Au fond de la salle, l'orchestre s'en donne à cœur joie. La violoncelliste sourit à s'en décrocher la mâchoire, enchaînant les mélodies comme s'il s'agissait d'une addiction particulièrement agréable qui ne prendrait fin qu'à la dernière danse des convives. Ceux-ci semblent tout autant s'amuser, prêts à tournoyer jusqu'à ce que l'orchestre s'arrête. Et si l'un attend de l'autre un point final, je crains que la nuit soit d'une éternité bien plus douloureuse qu'elle ne l'est déjà.

Quelques heures de plus dans ces chaussures inconfortables et je m'offre nue aux coyotes affamés. Quelle différence cela ferait-il ? Les hommes qui m'entourent ne sont guère plus civilisés que ces prédateurs. Ils attendent chacun leur tour, plus ou moins sagement, les yeux rivés sur ma personne en espérant que je vois en eux un potentiel futur. Père est le pire d'entre eux. Il m'épie et me balade, une main assurée dans mon dos, me poussant vers de parfaits inconnus au pedigree acceptable.
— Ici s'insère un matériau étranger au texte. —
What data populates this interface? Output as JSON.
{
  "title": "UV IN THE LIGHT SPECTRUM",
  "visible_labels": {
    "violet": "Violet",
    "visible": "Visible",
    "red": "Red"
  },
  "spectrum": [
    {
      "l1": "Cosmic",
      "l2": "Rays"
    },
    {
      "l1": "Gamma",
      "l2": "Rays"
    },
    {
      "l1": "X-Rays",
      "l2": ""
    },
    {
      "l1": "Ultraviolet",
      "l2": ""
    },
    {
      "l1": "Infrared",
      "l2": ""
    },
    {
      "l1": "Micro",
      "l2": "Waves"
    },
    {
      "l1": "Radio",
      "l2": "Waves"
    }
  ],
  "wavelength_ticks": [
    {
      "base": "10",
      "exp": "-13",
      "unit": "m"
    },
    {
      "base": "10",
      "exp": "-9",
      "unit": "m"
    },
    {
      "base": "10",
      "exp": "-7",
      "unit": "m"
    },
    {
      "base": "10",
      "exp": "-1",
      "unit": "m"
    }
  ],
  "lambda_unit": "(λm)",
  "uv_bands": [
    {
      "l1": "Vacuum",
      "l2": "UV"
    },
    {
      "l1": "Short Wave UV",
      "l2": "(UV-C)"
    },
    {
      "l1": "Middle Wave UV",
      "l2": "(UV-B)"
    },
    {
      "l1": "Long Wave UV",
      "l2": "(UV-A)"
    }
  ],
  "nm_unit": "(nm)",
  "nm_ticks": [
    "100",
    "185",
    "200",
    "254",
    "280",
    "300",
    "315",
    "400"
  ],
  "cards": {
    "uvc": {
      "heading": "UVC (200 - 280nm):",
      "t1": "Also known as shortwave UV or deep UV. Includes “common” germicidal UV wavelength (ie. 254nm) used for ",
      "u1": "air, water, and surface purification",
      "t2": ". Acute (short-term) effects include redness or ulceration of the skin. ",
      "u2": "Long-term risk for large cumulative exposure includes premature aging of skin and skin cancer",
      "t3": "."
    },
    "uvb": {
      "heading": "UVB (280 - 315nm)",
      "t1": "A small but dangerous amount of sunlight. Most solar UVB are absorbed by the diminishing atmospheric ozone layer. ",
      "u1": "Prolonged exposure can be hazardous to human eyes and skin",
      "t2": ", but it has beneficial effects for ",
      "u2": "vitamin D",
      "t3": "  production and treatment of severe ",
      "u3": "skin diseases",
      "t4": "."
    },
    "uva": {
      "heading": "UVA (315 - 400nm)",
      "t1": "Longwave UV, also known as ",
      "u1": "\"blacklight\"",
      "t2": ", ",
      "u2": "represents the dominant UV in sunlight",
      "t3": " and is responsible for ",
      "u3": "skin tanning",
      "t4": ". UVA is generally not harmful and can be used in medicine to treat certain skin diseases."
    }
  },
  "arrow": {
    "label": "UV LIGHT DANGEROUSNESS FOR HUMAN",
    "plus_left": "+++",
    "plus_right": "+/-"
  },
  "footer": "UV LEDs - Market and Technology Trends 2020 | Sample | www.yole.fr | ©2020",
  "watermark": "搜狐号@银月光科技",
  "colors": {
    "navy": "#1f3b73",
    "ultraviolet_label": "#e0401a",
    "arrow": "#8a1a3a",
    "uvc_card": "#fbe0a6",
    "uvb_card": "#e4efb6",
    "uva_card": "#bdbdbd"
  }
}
Les présentations se suivent et se ressemblent. L'homme m'offre une révérence, puis sa main. Nous dansons. Il fait semblant d'être intimidé par mon regard, me lance des œillades de haut, fier de sa stature imposante et de son adresse sur la piste – comme si je ne savais pas que père a offert à tous les volontaires des cours de danse pas plus tard qu'hier.

Quand le morceau se termine enfin, l'Homme fait sa main plus présente sur ma taille afin de m'attirer à lui. Je le repousse systématiquement, souris comme je le peux et bredouille des mots que je n'ai moi-même pas compris.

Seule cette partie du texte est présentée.